Presenting options for physical therapy, chiropractic care, or a cortisone injection – all of which are covered under the Core plan – may help the member save money and potentially solve their problem with a less invasive therapy.
“We’re not necessarily making a recommendation,” Fast pointed out. “We leave that up to the providers and patients, of course. But if we have data that shows three million other people in a similar situation chose to go here next and achieved this outcome at that cost, we think that could be valuable for a member planning his or her care.”
Using machine learning to process eligibility check data in addition to claims data could also help to ensure that patients stay in control of the referral process, as well.
“Many providers refer to specific hospitals or facilities for very good reasons. But unfortunately, some will steer their patients to certain partners for their own financial interests, even if it ends up costing the patient $20,000 more,” Fast said.

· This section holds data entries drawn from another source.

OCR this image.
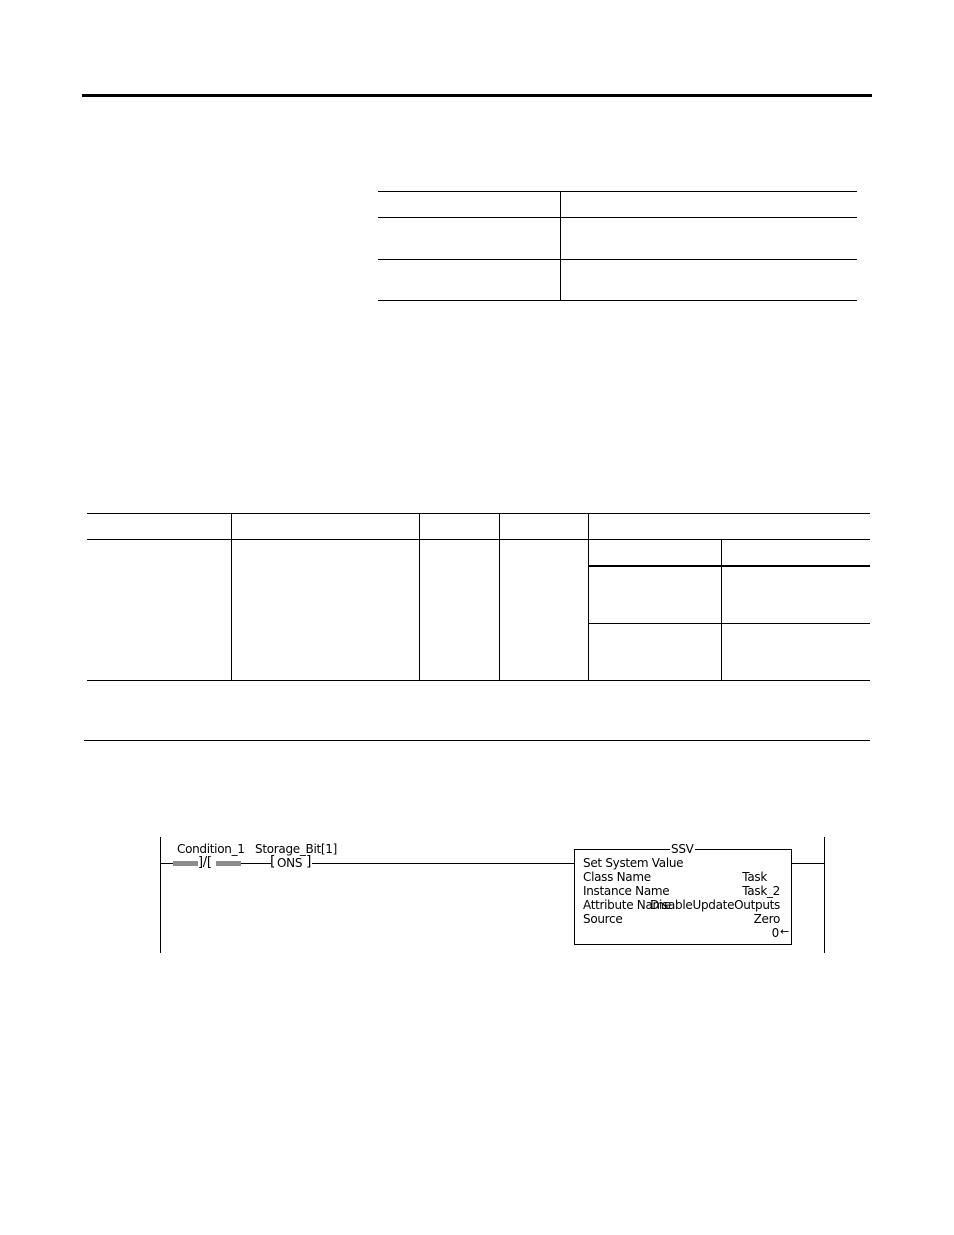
Condition_1
]/[
Storage_Bit[1]
[ ONS ]
SSV
Set System Value
Class Name	Task
Instance Name	Task_2
Attribute Name
DisableUpdateOutputs
Source	Zero
0 ←
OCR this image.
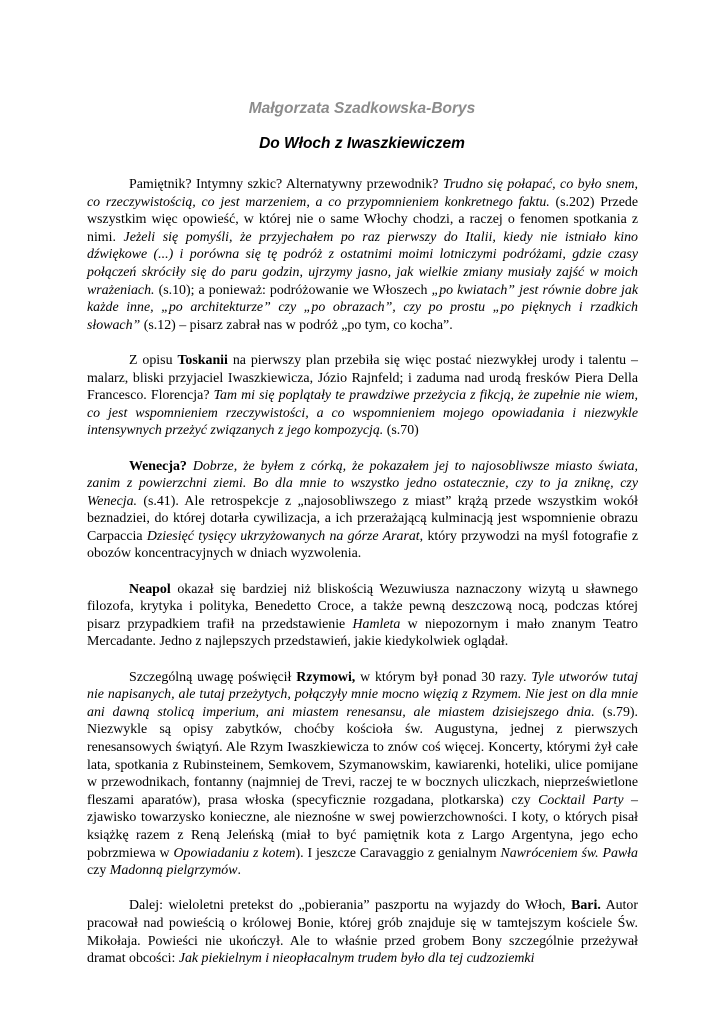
Małgorzata Szadkowska-Borys
Do Włoch z Iwaszkiewiczem

Pamiętnik? Intymny szkic? Alternatywny przewodnik? Trudno się połapać, co było snem, co rzeczywistością, co jest marzeniem, a co przypomnieniem konkretnego faktu. (s.202) Przede wszystkim więc opowieść, w której nie o same Włochy chodzi, a raczej o fenomen spotkania z nimi. Jeżeli się pomyśli, że przyjechałem po raz pierwszy do Italii, kiedy nie istniało kino dźwiękowe (...) i porówna się tę podróż z ostatnimi moimi lotniczymi podróżami, gdzie czasy połączeń skróciły się do paru godzin, ujrzymy jasno, jak wielkie zmiany musiały zajść w moich wrażeniach. (s.10); a ponieważ: podróżowanie we Włoszech „po kwiatach” jest równie dobre jak każde inne, „po architekturze” czy „po obrazach”, czy po prostu „po pięknych i rzadkich słowach” (s.12) – pisarz zabrał nas w podróż „po tym, co kocha”.

Z opisu Toskanii na pierwszy plan przebiła się więc postać niezwykłej urody i talentu – malarz, bliski przyjaciel Iwaszkiewicza, Józio Rajnfeld; i zaduma nad urodą fresków Piera Della Francesco. Florencja? Tam mi się poplątały te prawdziwe przeżycia z fikcją, że zupełnie nie wiem, co jest wspomnieniem rzeczywistości, a co wspomnieniem mojego opowiadania i niezwykle intensywnych przeżyć związanych z jego kompozycją. (s.70)

Wenecja? Dobrze, że byłem z córką, że pokazałem jej to najosobliwsze miasto świata, zanim z powierzchni ziemi. Bo dla mnie to wszystko jedno ostatecznie, czy to ja zniknę, czy Wenecja. (s.41). Ale retrospekcje z „najosobliwszego z miast” krążą przede wszystkim wokół beznadziei, do której dotarła cywilizacja, a ich przerażającą kulminacją jest wspomnienie obrazu Carpaccia Dziesięć tysięcy ukrzyżowanych na górze Ararat, który przywodzi na myśl fotografie z obozów koncentracyjnych w dniach wyzwolenia.

Neapol okazał się bardziej niż bliskością Wezuwiusza naznaczony wizytą u sławnego filozofa, krytyka i polityka, Benedetto Croce, a także pewną deszczową nocą, podczas której pisarz przypadkiem trafił na przedstawienie Hamleta w niepozornym i mało znanym Teatro Mercadante. Jedno z najlepszych przedstawień, jakie kiedykolwiek oglądał.

Szczególną uwagę poświęcił Rzymowi, w którym był ponad 30 razy. Tyle utworów tutaj nie napisanych, ale tutaj przeżytych, połączyły mnie mocno więzią z Rzymem. Nie jest on dla mnie ani dawną stolicą imperium, ani miastem renesansu, ale miastem dzisiejszego dnia. (s.79). Niezwykle są opisy zabytków, choćby kościoła św. Augustyna, jednej z pierwszych renesansowych świątyń. Ale Rzym Iwaszkiewicza to znów coś więcej. Koncerty, którymi żył całe lata, spotkania z Rubinsteinem, Semkovem, Szymanowskim, kawiarenki, hoteliki, ulice pomijane w przewodnikach, fontanny (najmniej de Trevi, raczej te w bocznych uliczkach, nieprześwietlone fleszami aparatów), prasa włoska (specyficznie rozgadana, plotkarska) czy Cocktail Party – zjawisko towarzysko konieczne, ale nieznośne w swej powierzchowności. I koty, o których pisał książkę razem z Reną Jeleńską (miał to być pamiętnik kota z Largo Argentyna, jego echo pobrzmiewa w Opowiadaniu z kotem). I jeszcze Caravaggio z genialnym Nawróceniem św. Pawła czy Madonną pielgrzymów.

Dalej: wieloletni pretekst do „pobierania” paszportu na wyjazdy do Włoch, Bari. Autor pracował nad powieścią o królowej Bonie, której grób znajduje się w tamtejszym kościele Św. Mikołaja. Powieści nie ukończył. Ale to właśnie przed grobem Bony szczególnie przeżywał dramat obcości: Jak piekielnym i nieopłacalnym trudem było dla tej cudzoziemki
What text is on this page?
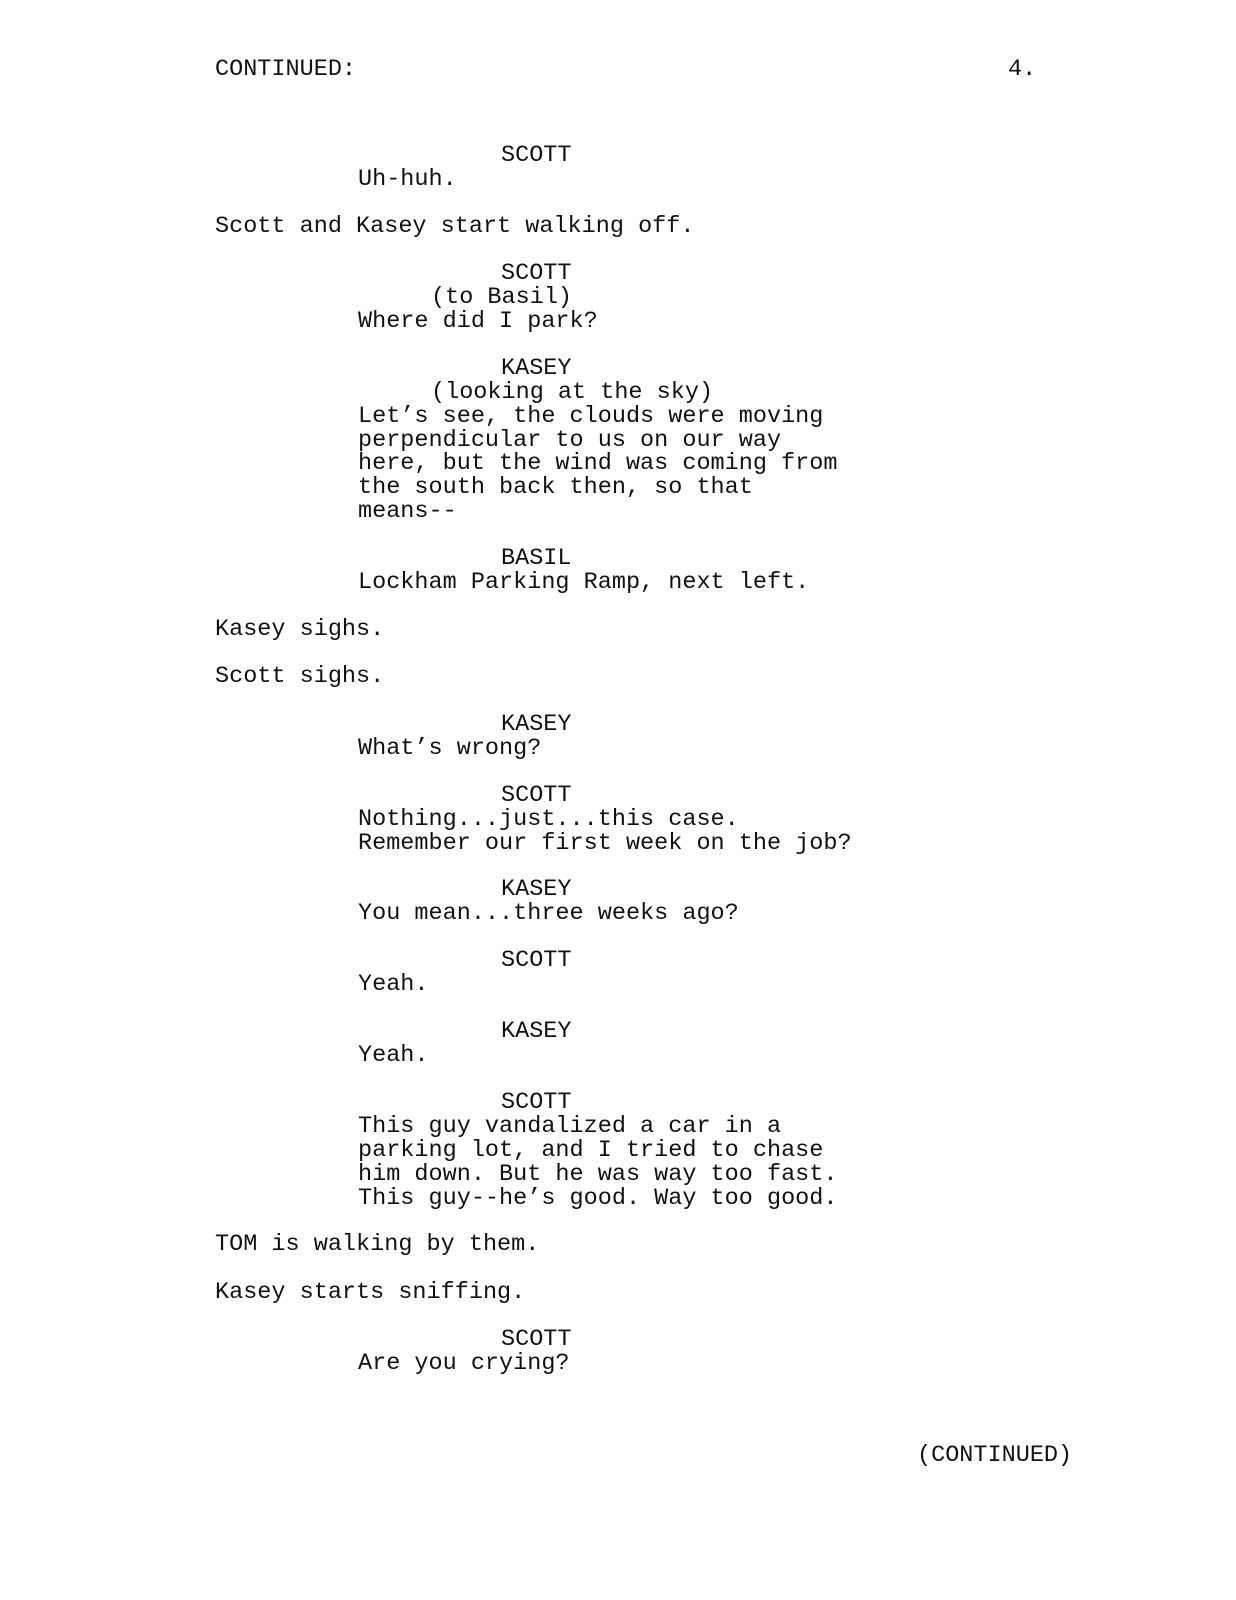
CONTINUED:	4.
SCOTT
Uh-huh.
Scott and Kasey start walking off.
SCOTT
(to Basil)
Where did I park?
KASEY
(looking at the sky)
Let’s see, the clouds were moving
perpendicular to us on our way
here, but the wind was coming from
the south back then, so that
means--
BASIL
Lockham Parking Ramp, next left.
Kasey sighs.
Scott sighs.
KASEY
What’s wrong?
SCOTT
Nothing...just...this case.
Remember our first week on the job?
KASEY
You mean...three weeks ago?
SCOTT
Yeah.
KASEY
Yeah.
SCOTT
This guy vandalized a car in a
parking lot, and I tried to chase
him down. But he was way too fast.
This guy--he’s good. Way too good.
TOM is walking by them.
Kasey starts sniffing.
SCOTT
Are you crying?
(CONTINUED)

“Patients don’t always know they have other options. If we can suggest that an outpatient surgical center might be more cost effective than the hospital, yet both have similar risk-adjusted quality and outcomes scores, the patient can make an informed choice.”
More detailed quality data is on the way, and Bind is also working on analytics that can identify provider referral patterns, which can allow the company to attach more customized copays to certain treatment choices while alerting patients of their options.
“If Doctor Jones tends to send her patients straight to surgery, but Doctor Singh is more likely to recommend physical therapy first, and one achieves better long-term outcomes than the other, patients should be able to use that information to budget and plan on what’s best for them,” said Fast.
“The further upstream we are, the smarter our financial design can be. Consumers now expect that services learn from their histories. Our entertainment streaming services can do it. Our credit card companies can do it. Why shouldn’t health insurance be able to deliver on that, too?”